Friday, September 10, 2010

Uh Oh: Kevin Hassett Likes Obama's Business Tax Credit Proposal

How do I know Obama's proposed business investment tax credit won't do much to stimulate the economy? Kevin "DOW 36,000" Hassett thinks it's a great idea.

Indeed, Hassett makes quite the case for this latest round of giveaways to Corporate America growth-oriented tax policy:
Because the benefit of expensing depends on the time value of money and interest rates are currently quite low, one might think that expensing would have a small effect now. Nevertheless, all but the most prominent firms have to pay interest rates that are much higher than Treasury rates today when they borrow.
Actually, Hassett had it right the first time. This latest measure won't do much. Just ask incoming CEA chair Austan Goolsbee, whose academic work included looking at such tax credits:
Econometric research has commonly found that tax policy and the cost of capital have little effect on real investment. [...] For policy makers interested in using tax policy to stimulate investment or, especially, to smooth business cycle fluctuations, the results are not promising.
Which makes you wonder, who exactly is telling Obama this is good economic policy? Or (more likely) is this just a ploy to appear less "anti-business" with midterm season in full swing?

Thursday, September 2, 2010

Quantitative Easing Or Helicopter Drop? What Should Ben Bernanke Do?

A lonely nation turns its eyes to you, Ben Bernanke.

Double dip fears run rampant (despite a better than expected August ISM number). Fiscal stimulus is waning -- much of it undone by draconian cuts at the state and local level. Housing looks poised to go cliff-diving again now that the homebuyer's tax-credit has expired. And, of course, unemployment remains stubbornly high.

The high priests of economic orthodoxy assure us if we just embrace fiscal austerity or higher interest rates that we can ward off the dangers of debt deflation. Which is to say, they are incoherently grasping at any justification to foist contractionary policies onto a weak economy, all in order to fight the specter of incipient -- only in their minds -- inflation.

But with short-term rates up against the zero bound, what ammo does the Fed have left to support the fragile recovery? Here are the usual suspects of unconventional policy tools:

1) Resume quantitative easing. It's debatable how much banks substituting one non-interest bearing asset for another helps the real economy. Additional cash seems likely to either pile up as excess reserves, filter into the markets or get arbitraged via more Treasuries. Still, it's better than nothing.
2) Credibly commit to a higher inflation target in the medium-term. Targeting a 4% inflation rate over a prolonged period obviously not only makes holding cash less appealing, but also reduces real debt burdens. Of course, Messrs. Fisher and Hoenig would do everything in their power to undermine such a project to return to 1980s-level inflation.
3) Buy longer-dated Treasuries. Pushing down yields on longer-dated Treasuries makes other, riskier assets more attractive.

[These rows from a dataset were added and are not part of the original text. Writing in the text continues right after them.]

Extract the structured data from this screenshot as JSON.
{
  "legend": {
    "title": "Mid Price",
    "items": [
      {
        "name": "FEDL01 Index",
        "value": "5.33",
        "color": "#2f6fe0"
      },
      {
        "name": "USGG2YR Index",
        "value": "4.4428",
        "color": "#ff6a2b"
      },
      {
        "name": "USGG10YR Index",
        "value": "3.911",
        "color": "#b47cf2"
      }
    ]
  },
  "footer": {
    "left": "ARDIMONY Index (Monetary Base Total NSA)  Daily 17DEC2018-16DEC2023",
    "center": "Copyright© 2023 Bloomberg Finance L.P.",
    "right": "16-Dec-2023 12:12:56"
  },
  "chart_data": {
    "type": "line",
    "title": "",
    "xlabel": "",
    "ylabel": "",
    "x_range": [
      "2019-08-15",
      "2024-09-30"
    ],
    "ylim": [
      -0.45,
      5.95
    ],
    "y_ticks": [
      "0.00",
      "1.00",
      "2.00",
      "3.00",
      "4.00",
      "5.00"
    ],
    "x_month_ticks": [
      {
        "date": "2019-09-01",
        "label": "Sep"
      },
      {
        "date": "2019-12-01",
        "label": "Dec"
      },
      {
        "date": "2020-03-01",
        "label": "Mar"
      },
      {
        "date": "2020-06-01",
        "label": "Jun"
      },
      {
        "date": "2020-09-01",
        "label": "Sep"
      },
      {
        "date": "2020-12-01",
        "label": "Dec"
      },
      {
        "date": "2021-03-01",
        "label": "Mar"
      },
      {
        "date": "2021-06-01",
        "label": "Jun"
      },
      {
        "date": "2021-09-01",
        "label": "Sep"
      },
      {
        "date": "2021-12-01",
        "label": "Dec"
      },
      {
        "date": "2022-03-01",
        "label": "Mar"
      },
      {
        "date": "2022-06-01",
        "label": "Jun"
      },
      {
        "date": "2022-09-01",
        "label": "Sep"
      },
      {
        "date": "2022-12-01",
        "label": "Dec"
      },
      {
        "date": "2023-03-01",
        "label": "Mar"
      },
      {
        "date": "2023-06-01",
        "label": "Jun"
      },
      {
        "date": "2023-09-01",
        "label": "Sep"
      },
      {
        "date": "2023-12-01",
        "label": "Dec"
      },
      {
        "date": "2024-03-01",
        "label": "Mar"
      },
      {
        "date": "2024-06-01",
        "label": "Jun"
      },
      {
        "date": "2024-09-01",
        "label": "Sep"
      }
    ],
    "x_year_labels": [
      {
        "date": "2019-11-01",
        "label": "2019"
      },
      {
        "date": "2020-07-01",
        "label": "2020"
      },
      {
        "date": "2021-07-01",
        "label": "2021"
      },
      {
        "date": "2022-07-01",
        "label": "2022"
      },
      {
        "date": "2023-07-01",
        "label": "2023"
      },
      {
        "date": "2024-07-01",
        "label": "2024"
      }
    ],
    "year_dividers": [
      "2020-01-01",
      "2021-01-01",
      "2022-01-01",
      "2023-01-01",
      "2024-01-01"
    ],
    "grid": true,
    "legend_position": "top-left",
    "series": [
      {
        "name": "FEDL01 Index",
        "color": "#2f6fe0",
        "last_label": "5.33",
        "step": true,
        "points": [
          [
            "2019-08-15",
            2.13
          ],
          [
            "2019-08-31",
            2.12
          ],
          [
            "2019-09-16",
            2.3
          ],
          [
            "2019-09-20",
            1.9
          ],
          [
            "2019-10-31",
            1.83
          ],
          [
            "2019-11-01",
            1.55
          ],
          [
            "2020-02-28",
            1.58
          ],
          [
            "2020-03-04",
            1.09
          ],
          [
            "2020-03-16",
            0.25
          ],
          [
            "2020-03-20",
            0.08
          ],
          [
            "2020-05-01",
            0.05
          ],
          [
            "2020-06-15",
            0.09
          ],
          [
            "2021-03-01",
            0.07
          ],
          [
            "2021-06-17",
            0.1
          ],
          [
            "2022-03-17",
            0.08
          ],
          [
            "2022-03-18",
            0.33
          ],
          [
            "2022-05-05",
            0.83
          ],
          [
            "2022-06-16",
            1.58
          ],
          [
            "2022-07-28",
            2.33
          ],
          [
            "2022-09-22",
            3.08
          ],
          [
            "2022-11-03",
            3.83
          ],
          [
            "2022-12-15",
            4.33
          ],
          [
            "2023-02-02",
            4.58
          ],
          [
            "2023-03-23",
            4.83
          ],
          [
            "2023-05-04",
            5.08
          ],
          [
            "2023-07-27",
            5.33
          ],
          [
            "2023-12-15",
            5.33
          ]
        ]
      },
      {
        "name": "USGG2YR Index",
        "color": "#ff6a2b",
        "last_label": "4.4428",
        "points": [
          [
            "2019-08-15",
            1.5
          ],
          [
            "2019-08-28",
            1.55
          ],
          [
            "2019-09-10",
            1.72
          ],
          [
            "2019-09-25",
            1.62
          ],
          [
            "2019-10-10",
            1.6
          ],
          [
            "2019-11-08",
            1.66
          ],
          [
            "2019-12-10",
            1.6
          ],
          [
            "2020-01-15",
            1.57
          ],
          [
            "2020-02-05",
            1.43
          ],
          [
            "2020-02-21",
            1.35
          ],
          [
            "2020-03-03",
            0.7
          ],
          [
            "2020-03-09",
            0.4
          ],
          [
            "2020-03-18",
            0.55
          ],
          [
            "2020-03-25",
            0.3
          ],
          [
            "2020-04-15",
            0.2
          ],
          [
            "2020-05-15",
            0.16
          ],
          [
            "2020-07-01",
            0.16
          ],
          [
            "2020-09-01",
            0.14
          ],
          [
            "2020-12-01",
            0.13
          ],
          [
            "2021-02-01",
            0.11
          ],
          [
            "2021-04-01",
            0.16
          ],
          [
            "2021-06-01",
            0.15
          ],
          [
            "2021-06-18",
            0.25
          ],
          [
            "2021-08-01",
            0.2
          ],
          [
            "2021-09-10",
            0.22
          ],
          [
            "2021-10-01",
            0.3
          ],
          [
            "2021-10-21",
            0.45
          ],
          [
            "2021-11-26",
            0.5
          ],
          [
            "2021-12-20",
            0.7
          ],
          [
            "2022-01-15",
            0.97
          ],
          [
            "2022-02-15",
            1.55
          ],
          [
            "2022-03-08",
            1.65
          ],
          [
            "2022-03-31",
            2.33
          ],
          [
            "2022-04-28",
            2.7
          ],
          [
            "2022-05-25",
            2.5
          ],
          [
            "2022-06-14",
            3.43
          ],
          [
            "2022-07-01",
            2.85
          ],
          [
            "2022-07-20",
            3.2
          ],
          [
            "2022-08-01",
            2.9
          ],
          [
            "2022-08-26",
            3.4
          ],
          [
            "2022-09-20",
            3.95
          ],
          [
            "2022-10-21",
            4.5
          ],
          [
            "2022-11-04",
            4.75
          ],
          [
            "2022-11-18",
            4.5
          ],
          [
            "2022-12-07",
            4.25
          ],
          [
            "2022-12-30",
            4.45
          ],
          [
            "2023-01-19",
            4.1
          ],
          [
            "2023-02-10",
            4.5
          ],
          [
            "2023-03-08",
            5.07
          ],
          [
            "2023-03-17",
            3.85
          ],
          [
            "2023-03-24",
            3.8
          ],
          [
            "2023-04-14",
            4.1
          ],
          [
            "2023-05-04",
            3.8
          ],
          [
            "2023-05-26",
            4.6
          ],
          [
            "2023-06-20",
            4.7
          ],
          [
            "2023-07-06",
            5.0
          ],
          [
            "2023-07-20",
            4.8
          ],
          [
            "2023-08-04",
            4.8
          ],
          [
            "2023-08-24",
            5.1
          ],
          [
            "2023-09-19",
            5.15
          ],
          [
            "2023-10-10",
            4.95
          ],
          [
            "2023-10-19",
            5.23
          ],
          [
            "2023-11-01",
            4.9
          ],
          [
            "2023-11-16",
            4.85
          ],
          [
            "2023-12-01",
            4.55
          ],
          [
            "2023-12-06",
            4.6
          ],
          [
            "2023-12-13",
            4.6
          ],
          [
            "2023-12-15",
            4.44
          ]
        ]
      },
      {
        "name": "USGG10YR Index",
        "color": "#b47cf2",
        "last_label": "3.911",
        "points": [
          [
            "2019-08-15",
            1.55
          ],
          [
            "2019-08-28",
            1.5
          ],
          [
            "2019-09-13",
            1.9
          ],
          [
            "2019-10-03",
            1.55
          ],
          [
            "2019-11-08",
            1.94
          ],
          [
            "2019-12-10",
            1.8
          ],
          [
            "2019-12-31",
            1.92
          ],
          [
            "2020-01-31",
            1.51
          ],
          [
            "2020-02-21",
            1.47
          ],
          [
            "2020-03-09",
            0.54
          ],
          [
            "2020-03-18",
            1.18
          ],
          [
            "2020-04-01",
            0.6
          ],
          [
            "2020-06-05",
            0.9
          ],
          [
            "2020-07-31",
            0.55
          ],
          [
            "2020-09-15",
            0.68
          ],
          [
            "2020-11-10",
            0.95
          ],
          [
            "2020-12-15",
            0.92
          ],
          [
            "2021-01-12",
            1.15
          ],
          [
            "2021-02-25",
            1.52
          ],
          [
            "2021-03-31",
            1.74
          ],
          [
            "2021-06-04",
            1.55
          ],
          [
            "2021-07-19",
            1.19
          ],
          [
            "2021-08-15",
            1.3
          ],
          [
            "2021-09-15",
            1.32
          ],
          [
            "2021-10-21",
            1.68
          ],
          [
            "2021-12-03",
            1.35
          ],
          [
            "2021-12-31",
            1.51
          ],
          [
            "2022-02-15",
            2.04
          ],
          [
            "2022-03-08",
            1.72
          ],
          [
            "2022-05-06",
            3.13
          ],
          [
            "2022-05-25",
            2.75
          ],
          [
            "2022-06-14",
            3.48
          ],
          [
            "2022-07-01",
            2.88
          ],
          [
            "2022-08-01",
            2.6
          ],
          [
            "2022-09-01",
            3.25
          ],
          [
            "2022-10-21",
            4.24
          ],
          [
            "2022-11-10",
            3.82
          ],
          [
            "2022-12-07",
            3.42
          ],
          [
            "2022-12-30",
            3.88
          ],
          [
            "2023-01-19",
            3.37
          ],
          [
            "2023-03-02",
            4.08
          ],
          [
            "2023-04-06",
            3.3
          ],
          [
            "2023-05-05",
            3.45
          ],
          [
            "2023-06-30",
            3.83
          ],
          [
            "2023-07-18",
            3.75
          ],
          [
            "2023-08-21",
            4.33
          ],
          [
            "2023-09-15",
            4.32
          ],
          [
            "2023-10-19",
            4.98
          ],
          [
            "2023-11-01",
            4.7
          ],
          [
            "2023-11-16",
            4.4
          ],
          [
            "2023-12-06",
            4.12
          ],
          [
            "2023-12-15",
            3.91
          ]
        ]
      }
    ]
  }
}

Even just credibly threatening to buy up longer-dated Treasuries could be enough, if yields aren't already too low.
4) Eliminate IOER. The Fed currently pays out 0.25% on excess reserves, but why not cut that down to zero? Or even impose a penalty rate? Banks would pile into other short-term assets and increase their vault cash, but at least some of that otherwise idle money would leak into new loans (although there could be some unintended consequences vis-รก-vis money market accounts).

Those are just the more conventional "unorthodox" measures the Fed could pursue. Another option would be quantitative easing to non-banks, i.e. direct lending. This is where monetary and fiscal policy meet. The key is that it would entirely eliminate the excess reserves problem, though it would introduce the question of favoritism -- an issue the Fed would be loathe to raise given the recent assault on Fed secrecy.

Still, the radical idea of the Fed giving money to businesses and households rather than to banks liable to sit on it holds some appeal. The so-called helicopter drop would accelerate the deleveraging process, effectively papering over bad household debt. Indeed, from what we know about lump sum tax rebates, we would expect households to save/pay down debts with their one-time check from the Fed. So a good portion of this newly minted money would still end up at the banks, just as with quantitative easing, though it would come at the cost of reducing the banks' claims on households.

But wouldn't this debauch the currency? If the Fed gave away free money, essentially accepting anything as collateral, they wouldn't have the assets to sop up the excess liquidity and prevent out-of-control inflation on the other side. This is the issue some have raised with the Fed accepting MBS as collateral: the Fed is holding MBS at inflated values, so when it comes time to sell that paper, the Fed won't take out as much money as it put into the system -- hence, inflation.

This is where the Treasury comes in. As MIT professor Ricardo Caballero points out, the Treasury could simply transfer T-Bills to the Fed to sell, basically the reverse of monetizing the debt. The Fed would never countenance such extreme action but it's worth remembering that Ben Bernanke circa 2002 was correct: a determined Fed should be able to reverse deflation. Too bad he's not running things nowadays.